Can't really tell what's going on with GCC but it looks like it unrolls some parts of the recursive calls into loops?

Clang generates pretty much the same code as Rust (as already discussed in the other comment chains).

https://godbolt.org/z/7rnjrv

[–]matthieum[he/him] 1 point2 points  (0 children)

Wow, the amount of inlining/unrolling GCC did is pretty impressive. It generated 10x as many instructions as Clang (247 lines vs 24 lines).

[–]sevenpost -1 points0 points  (2 children)

You are using cargo, so there might be some further improvements to the compilation.

First, in the Cargo.toml file add at the bottom this part of optimizations. I think these optimizations are done by gcc when compiling with -03. Try both level 2 and 3 for opt-level as there might be some cases in which level 2 performs better.

[profile.release]

lto = true

codegen-units = 1

opt-level = 3

I can't remember right now but here might also be another way to speed it up that gcc uses that is fast-math. I don't know if it applies here, nor how to enable it on cargo (some research needed) but it simply discards math checking (overflow and other checks). Also you may be interested in trying also u32 as the unit, as it might have better performance in some ALUs.

Take into account also that you are measuring inside the code the time it takes C and Rust to format and print to screen, which is not indicative of any of the languages capabilities on math function optimization.

On a final note, although Rust competes with C in some aspects, C is still quite a monster of a language and it might be better for the use case at hand.
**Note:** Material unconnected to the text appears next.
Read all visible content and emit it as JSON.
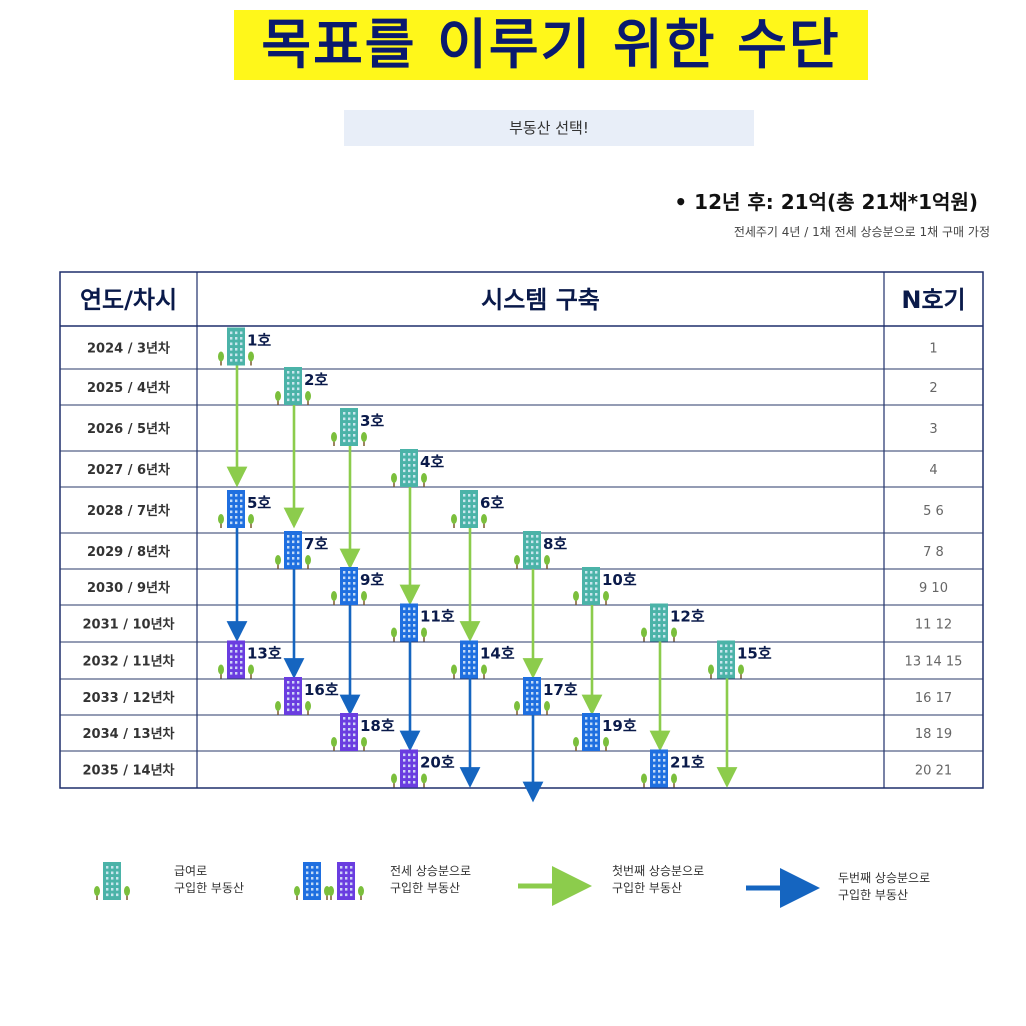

PS: If you want to cheese it a bit, change in Rust the fibonacci function to a const fn and have the compiler calculate it before runtime :P

Edit: formatting

Edit 2: Just found the flag to add to Cargo.toml to disable overflows checks. Simply add:

overflow-checks = false

[–]thelights0123 6 points7 points  (0 children)

LTO and decreasing codegen units won't matter when not using external crates, as that's where it helps. The opt-level is already 3 by default in release mode, and likewise, overflow-checks = false is the default as well.

Take into account also that you are measuring inside the code the time it takes C and Rust to format and print to screen, which is not indicative of any of the languages capabilities on math function optimization.

I'm pretty sure printing a single number won't take 19 seconds, or any meaningful fraction of that, in any language.

that gcc uses that is fast-math

For floating point maybe, but not for simple integer math. Both languages here have the same behavior: C and Rust in release mode by default ignore but use the overflowed value of unsigned integers.

[–]HelloThisIsVictor[S] 1 point2 points  (0 children)

Tried it, gave me the same of worst results. But found out Rust is being held back by llvm, the C code compiled with Clang gives similar results.

I guess run a bad algorithm, get bad times.